Vurgun, Samed

The following article is from The Great Soviet Encyclopedia (1979). It might be outdated or ideologically biased.

Vurgun, Samed

 

(pseudonym; real name, Samed lusif ogly Vekilof). Born May 12, 1906, in the village of Iukhary-Salakhly; died May 27, 1956, in Baku. Azerbaijani Soviet author and civic figure. Folk poet, Honored Artist of the Azerbaijan SSR (1943). Academician of the Academy of Sciences of the Azerbaijan SSR (1945). Member of the CPSU from 1940. Founder of a new poetic school in Azerbaijan.

The son of a peasant, Vurgun worked as a teacher. Beginning in 1929, he studied at the second Moscow State University and was a graduate student in Baku. His first works were published in 1924. The revolution and construction of a new life are the themes of his poetry anthologies The Poet’s Vow (1930) and The Lantern (1932). Vurgun was an implacable foe of“pure art” and formalism in literature. From the first years of his work, the strong influence of his poetic word was determined by the harmonic fusion of the idea with the innovative form of the verse and the depth of feelings it expressed. Some examples are “Komsomol Poem” (Part One, 1933; unfinished), “Twenty-six” (1935), and “Basil” (1937). The artistic form and stylistic medium of these works speak for their folk base. The heroic-romantic verse drama Vagif (1937; State Prize of the USSR, 1941) is about an 18th-century poet; the historical verse drama Khanlar (1939) is about a Bolshevik revolutionary; the heroic love drama in verse Farkhad and Shirin (1941; State Prize of the USSR, 1942) is based on Nizami’s poem “Khosrov and Shirin”; and the verse drama A Man (1945) exposes the ideology of force and affirms the creative work of socialist humanism. During the Great Patriotic War, Vurgun wrote about patriotism, friendship among peoples, and faith in victory: “A Mother’s Word” (1941), “Partisans of the Ukraine” (1942), and “So They Told Me” (1943). He created contemporary heroes, as in the poems “Mugan’ ” (1949) and “Aigiun” (1951). The poems “The Negro Speaks” (1948), “Reading Lenin” (1950), “Flag-bearer of the Century” (1954), and the verse cycle “Burnt Books” (1947) praise the Communist Party and V. I. Lenin. Vurgun’s laconic and restrained style influenced contemporary Azerbaijani poetic style and language and helped rid it of archaisms.

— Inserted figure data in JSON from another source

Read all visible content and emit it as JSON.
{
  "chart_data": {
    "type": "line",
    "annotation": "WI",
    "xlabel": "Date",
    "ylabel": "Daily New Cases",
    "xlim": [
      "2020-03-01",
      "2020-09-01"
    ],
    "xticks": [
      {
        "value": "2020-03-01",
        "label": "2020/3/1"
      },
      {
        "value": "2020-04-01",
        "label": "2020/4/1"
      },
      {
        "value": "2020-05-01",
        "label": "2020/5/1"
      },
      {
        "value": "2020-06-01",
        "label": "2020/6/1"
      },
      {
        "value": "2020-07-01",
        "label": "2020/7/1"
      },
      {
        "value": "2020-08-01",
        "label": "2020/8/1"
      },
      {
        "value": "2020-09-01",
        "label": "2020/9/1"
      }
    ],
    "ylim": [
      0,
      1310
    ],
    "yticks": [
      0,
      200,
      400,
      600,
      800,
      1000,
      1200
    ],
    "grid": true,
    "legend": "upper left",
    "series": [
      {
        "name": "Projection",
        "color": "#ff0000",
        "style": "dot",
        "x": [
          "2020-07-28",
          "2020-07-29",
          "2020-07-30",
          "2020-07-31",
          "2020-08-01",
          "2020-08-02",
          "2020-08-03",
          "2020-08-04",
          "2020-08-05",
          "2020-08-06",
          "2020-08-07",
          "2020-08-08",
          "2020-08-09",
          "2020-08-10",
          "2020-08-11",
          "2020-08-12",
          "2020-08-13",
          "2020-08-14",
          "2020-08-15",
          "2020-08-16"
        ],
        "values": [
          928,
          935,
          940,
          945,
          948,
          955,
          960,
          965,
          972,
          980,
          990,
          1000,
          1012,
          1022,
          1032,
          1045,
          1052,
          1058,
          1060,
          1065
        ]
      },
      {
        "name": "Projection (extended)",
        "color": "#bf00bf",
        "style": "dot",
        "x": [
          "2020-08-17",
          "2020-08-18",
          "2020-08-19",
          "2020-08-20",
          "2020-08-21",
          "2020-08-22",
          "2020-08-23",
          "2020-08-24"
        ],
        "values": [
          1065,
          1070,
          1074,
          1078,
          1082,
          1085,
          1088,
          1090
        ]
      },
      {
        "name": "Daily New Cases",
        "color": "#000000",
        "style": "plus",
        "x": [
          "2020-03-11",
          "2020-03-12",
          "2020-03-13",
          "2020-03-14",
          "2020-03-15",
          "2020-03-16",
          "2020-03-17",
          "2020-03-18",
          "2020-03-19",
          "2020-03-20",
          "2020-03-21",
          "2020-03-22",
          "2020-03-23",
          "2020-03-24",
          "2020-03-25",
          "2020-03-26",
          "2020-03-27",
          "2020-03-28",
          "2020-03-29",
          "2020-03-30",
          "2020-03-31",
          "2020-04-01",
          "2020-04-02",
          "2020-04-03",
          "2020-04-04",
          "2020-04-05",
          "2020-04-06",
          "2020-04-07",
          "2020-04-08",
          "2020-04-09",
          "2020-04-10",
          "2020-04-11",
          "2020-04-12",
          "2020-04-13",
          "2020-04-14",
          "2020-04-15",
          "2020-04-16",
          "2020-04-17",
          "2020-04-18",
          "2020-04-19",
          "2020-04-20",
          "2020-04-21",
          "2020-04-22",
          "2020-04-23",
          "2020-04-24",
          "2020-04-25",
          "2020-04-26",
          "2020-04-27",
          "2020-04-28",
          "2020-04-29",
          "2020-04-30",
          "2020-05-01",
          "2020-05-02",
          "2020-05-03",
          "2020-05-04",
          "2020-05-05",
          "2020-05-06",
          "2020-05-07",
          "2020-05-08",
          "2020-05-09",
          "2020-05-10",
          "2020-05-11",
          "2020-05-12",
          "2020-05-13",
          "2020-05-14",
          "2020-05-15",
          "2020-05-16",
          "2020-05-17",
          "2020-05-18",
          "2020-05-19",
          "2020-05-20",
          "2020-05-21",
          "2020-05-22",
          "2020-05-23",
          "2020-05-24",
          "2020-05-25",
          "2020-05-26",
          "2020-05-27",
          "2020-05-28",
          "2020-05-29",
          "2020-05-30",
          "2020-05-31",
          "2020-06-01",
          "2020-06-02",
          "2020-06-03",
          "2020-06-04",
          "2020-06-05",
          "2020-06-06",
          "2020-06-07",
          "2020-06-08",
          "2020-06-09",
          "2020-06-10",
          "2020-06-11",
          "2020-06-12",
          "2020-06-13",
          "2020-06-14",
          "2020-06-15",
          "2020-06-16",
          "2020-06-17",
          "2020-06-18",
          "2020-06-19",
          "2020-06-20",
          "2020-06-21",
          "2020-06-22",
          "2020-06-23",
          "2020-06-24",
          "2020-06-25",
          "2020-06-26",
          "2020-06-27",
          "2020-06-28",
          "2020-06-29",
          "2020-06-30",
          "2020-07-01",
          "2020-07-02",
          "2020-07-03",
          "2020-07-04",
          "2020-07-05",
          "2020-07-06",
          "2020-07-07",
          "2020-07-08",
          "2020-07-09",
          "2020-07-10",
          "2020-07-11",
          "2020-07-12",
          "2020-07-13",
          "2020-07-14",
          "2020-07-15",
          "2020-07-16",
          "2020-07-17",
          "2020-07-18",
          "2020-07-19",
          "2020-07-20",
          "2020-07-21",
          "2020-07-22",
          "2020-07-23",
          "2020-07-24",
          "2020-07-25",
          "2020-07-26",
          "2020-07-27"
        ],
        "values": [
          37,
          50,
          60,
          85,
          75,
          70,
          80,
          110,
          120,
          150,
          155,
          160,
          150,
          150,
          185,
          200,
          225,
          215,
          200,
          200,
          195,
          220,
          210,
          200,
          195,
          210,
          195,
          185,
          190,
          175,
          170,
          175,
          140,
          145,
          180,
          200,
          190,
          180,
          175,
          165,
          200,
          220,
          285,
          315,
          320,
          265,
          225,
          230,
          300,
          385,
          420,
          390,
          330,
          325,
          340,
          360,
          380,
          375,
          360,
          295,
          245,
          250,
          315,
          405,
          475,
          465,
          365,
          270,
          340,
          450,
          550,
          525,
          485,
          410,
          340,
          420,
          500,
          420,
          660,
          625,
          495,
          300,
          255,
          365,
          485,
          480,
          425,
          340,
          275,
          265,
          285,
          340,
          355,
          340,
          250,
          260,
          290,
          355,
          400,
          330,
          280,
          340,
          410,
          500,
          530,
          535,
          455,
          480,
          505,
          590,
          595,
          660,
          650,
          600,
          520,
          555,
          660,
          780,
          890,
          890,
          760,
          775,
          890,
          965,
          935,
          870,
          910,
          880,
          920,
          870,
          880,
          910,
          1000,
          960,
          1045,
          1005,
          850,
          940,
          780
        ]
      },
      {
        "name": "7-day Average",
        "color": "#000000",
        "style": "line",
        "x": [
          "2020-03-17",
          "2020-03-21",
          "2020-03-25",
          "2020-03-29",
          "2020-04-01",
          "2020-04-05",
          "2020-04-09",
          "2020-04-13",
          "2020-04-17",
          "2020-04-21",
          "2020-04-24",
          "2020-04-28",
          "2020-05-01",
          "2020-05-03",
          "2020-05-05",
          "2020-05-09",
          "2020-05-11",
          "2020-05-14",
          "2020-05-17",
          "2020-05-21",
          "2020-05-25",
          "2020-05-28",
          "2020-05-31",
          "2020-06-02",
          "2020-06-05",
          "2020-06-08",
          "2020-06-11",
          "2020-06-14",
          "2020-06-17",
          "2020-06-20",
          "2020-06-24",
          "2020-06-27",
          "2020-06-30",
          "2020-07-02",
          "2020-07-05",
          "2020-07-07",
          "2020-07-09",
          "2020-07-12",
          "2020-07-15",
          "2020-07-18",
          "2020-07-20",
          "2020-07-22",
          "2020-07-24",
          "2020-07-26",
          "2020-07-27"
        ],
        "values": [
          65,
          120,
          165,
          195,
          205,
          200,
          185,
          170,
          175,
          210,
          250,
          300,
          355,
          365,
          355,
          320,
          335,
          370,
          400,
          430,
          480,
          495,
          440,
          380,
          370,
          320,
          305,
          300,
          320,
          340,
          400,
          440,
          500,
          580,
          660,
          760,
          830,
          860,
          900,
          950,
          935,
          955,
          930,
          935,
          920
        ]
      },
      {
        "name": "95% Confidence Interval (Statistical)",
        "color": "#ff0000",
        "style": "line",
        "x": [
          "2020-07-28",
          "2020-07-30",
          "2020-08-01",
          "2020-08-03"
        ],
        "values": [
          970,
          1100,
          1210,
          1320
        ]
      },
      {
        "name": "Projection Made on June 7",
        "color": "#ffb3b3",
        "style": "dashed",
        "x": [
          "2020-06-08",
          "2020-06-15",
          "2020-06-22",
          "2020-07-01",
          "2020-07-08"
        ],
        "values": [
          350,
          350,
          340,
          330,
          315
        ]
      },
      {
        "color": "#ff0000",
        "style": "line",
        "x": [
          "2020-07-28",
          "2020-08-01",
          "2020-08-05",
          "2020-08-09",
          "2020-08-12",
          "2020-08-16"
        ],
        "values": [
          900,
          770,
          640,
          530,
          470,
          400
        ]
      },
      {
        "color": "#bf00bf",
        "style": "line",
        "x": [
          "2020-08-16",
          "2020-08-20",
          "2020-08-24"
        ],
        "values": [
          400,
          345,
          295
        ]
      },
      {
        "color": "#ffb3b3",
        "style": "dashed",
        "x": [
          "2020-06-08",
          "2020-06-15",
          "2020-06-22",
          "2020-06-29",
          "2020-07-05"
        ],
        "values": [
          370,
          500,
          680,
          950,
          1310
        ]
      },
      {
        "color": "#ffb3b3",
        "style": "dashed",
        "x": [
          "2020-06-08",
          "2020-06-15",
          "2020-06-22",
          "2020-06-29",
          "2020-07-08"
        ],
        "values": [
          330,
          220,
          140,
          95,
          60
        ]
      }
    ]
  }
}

Vurgun is the author of articles about Nizami, A. S. Pushkin, V. V. Maiakovskii, M. Gorky, and other writers. He translated into Azerbaijani such works as Pushkin’s Evgenii Onegin, part of Sh. Rustaveli’s poem “Hero in a Leopard-skin Coat,” Nizami’s poem “Leili and Medzhnun,” Gorky’s “A Girl and Death,” T. Shevchenko’s “The Spoiled Girl” (“Katerina”), Khagani’s rubai, and poems by I. Chavchavadze and Dzhambula. Vurgun’s works have been translated into many languages. He was a deputy to the First through Fourth Congresses of the Supreme Soviet of the USSR and was awarded two orders of Lenin, two other orders, and medals.

WORKS

Eserleri, vols. 1-4. Baku, 1960-63.
In Russian translation:
Izbr. soch., vols. 1-2. Moscow, 1958.

REFERENCES

Arif, M. S. Vurgunun dramaturkiasu. Baku, 1964.
Orucheli, Ch. Samed Vurgun. Baku, 1956.
Efendiev, I. Narodnyi poet Samed Vurgun. Baku, 1956.
Babaev, G. Poet i vremia, Samed Vurgun i ego mesto v sovetskoi literature. Baku, 1966.
Vahabzada, B. Samed Vurgun. Baku, 1968.
Samed Vurgun. 1906-1956. Bibliografiia. Baku, 1965.